Read The Firebird's Vengeance Online
Authors: Sarah Zettel
The words had either been exactly right, or exactly wrong, but they had hit home. The dowager stooped, seeming to become even older. “I needed them.”
Still speaking slowly, still putting force of will and of wish behind the words, Bridget stepped forward. “The one died for your need, the other you almost killed.” If she had been able to touch, she would have touched Aunt Grace now, rubbed up shoulder to shoulder with her. They could have even leaned together as Grace and Medeoan had done.
Medeoan’s arm shivered, but did not move. Perhaps it could not move. “Are you going to allow the child to say such things to me?”
At that, Aunt Grace finally lifted her hands away from Medeoan. Bridget’s heart soared, and she lost hold of her will and the portrait she had shaped began to blur. Aunt Grace just slammed her hands over her ears in the gesture of a child who can no longer bear what it hears.

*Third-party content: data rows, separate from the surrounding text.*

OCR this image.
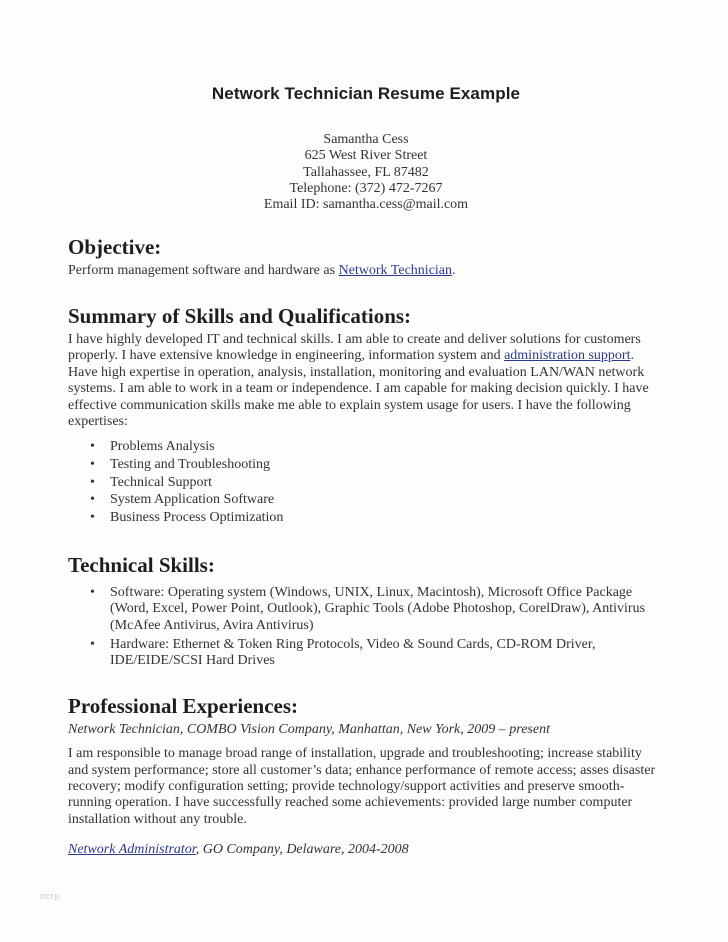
Network Technician Resume Example
Samantha Cess
625 West River Street
Tallahassee, FL 87482
Telephone: (372) 472-7267
Email ID: samantha.cess@mail.com
Objective:

Perform management software and hardware as Network Technician.

Summary of Skills and Qualifications:

I have highly developed IT and technical skills. I am able to create and deliver solutions for customers properly. I have extensive knowledge in engineering, information system and administration support. Have high expertise in operation, analysis, installation, monitoring and evaluation LAN/WAN network systems. I am able to work in a team or independence. I am capable for making decision quickly. I have effective communication skills make me able to explain system usage for users. I have the following expertises:

• Problems Analysis
• Testing and Troubleshooting
• Technical Support
• System Application Software
• Business Process Optimization
Technical Skills:
• Software: Operating system (Windows, UNIX, Linux, Macintosh), Microsoft Office Package (Word, Excel, Power Point, Outlook), Graphic Tools (Adobe Photoshop, CorelDraw), Antivirus (McAfee Antivirus, Avira Antivirus)
• Hardware: Ethernet & Token Ring Protocols, Video & Sound Cards, CD-ROM Driver, IDE/EIDE/SCSI Hard Drives
Professional Experiences:

Network Technician, COMBO Vision Company, Manhattan, New York, 2009 – present

I am responsible to manage broad range of installation, upgrade and troubleshooting; increase stability and system performance; store all customer’s data; enhance performance of remote access; asses disaster recovery; modify configuration setting; provide technology/support activities and preserve smooth-running operation. I have successfully reached some achievements: provided large number computer installation without any trouble.

Network Administrator, GO Company, Delaware, 2004-2008

ncrp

“Please,” she said, the word coming out as half a sob. “Please. I do not want this.”
“You did. You do.” Medeoan was crabbed, aged, diminished, but she was not yet defeated. “You were the special one. It should have stayed that way.”
At first Bridget thought Grace was crying, but then she saw that her aunt’s face was growing indistinct, like the portrait, like the world itself. “But it didn’t. Whose fault is that?”
“You told me whose it was,” hissed Medeoan. “You told me how she left you.”
Grace lowered her hands, and she turned, slowly, hunched and shaking, as if she too were becoming an old woman, she faced the dowager. “I was wrong,” she said, and Bridget knew that was the first time she had said those words about this thing. “It was my fault what I became, not Ingrid’s.”
Grace backed away, each step a battle, each step a victory.
“No,” whispered the dowager. Bridget could barely hear her. Her skin was as white as her hair now, and the color had begun to drain even from her eyes.
Fading.
“Not like this,” breathed the dowager. “I came to help. I only wanted to help.”
It was this that Bridget had been waiting for. “Yes,” she said. “You wanted to be a good ruler. I’ve been told that so many times.”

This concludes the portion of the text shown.